1. 75
  1. 22

    This is interesting; I’ve been waiting for a new generation of scripting languages that are designed from the ground up with gradual typing and JIT. (Julia fits this bill, but there’s room for more.)

    Random observations:

    • Uses automatic reference counting with cycle detection, neat.
    • Looks like it generates code with libtcc, which is an interesting choice! Wonder how it’s working out for them? I’ve heard good and bad things about tcc in general. It’s simple and executes super quickly, but people have also derided it for bugs and poor maintenance.
    • Tagged unions/sum types, thank you!
    • “ Cyber will allow the host to insert gas mileage checks in user scripts. This allows the host to control how long a script can run.” aw yiss, this makes it way easier to support script-level sandboxing of untrusted code!
    • “In many dynamic languages, functions and fields are looked up in a hash map. In Cyber, they are indexed in an array by a symbol id which is much faster. This is possible because in Cyber there is a distinction between function values and statically declared functions.” Oooh, cunning. So any function call can be direct or essentially a double pointer, instead of always needing to traverse a hashtable.
    • Written in Zig, that’s pretty cool! …though I’m now confused about how libtcc comes into it?
    • It appears to duplicate Lua’s mistake of local variables being harder to declare than globals :-|
    • There’s a null-ish value :-| !!! Though I suppose it’s semi-inevitable in a dynamically typed language, and I’m not sure how exactly it interacts with the type declarations.

    On the whole, quite nice for a 0.1 release!

    1. 8

      Written in Zig, that’s pretty cool! …though I’m now confused about how libtcc comes into it?

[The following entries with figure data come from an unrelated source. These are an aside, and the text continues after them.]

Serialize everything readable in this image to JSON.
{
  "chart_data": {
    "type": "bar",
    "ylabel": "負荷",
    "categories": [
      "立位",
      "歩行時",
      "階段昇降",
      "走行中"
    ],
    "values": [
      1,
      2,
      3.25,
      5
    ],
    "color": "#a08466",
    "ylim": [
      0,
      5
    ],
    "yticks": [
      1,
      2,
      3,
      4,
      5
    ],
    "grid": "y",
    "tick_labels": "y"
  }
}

      libtcc is used for the JIT. It’s just a C library and Zig has no issues interfacing with C libraries.

      1. 3

        The interaction with and support for C is such a nice feature of Zig.

        1. 2

          As far as I could tell from reading the docs, libtcc is specifically used to JIT compile FFI calls and that’s it. The runtime doesn’t appear to use JIT compilation aside from FFI calls at this time, it’s just a super fast VM.

          1. 1

            You’re exactly right. I misremembered what I was reading in regards to the FFI implementation:

            Calling into external functions is JIT compiled which makes them fast. To learn how it works, see FFI Docs.

          2. 1

            Yep as ifreund says it’s only used for the FFI bindings. Theres still so much that’s not implemented in the language so JIT is not a focus.

          3. 4

            Thank you for the kind words! One thing to note is that the documentation is ahead of the implementation. So user modules is non existent atm, although you can import builtins like “os” and “math”. Gradual types are also incomplete and only enough was done for the fib example.

            1. 3

              i would not have thought to call julia a scripting language! it’s closer to common lisp; a heavyweight dynamically typed language.

              1. 2

                That’s because “scripting language” isn’t really a coherent concept; it’s just a byproduct of Osterhaut’s Fallacy.

              2. 2

                It appears to duplicate Lua’s mistake of local variables being harder to declare than globals :-|

                It’s not really the case IMO. In Lua the main issue is that globals are cross-module (well, there are no globals in recent versions of Lua, but by default the top-level environment is shared). In Cyber as I understand it no local “variables” are shared across modules, only “static” variables are, so variables are only module-local by default.

                1. 7

                  Eeeeeh. If I am reading this correctly, if you do x = 1 then it declares a variable in the current scope. If you do x = 1 and there is already a variable x in the lexical scope above it, then it assigns 1 to that x. To create a new x in the current scope, if there is a variable of the same name in an enclosing scope, you have to do let x = 1. This seems like a pretty good footgun.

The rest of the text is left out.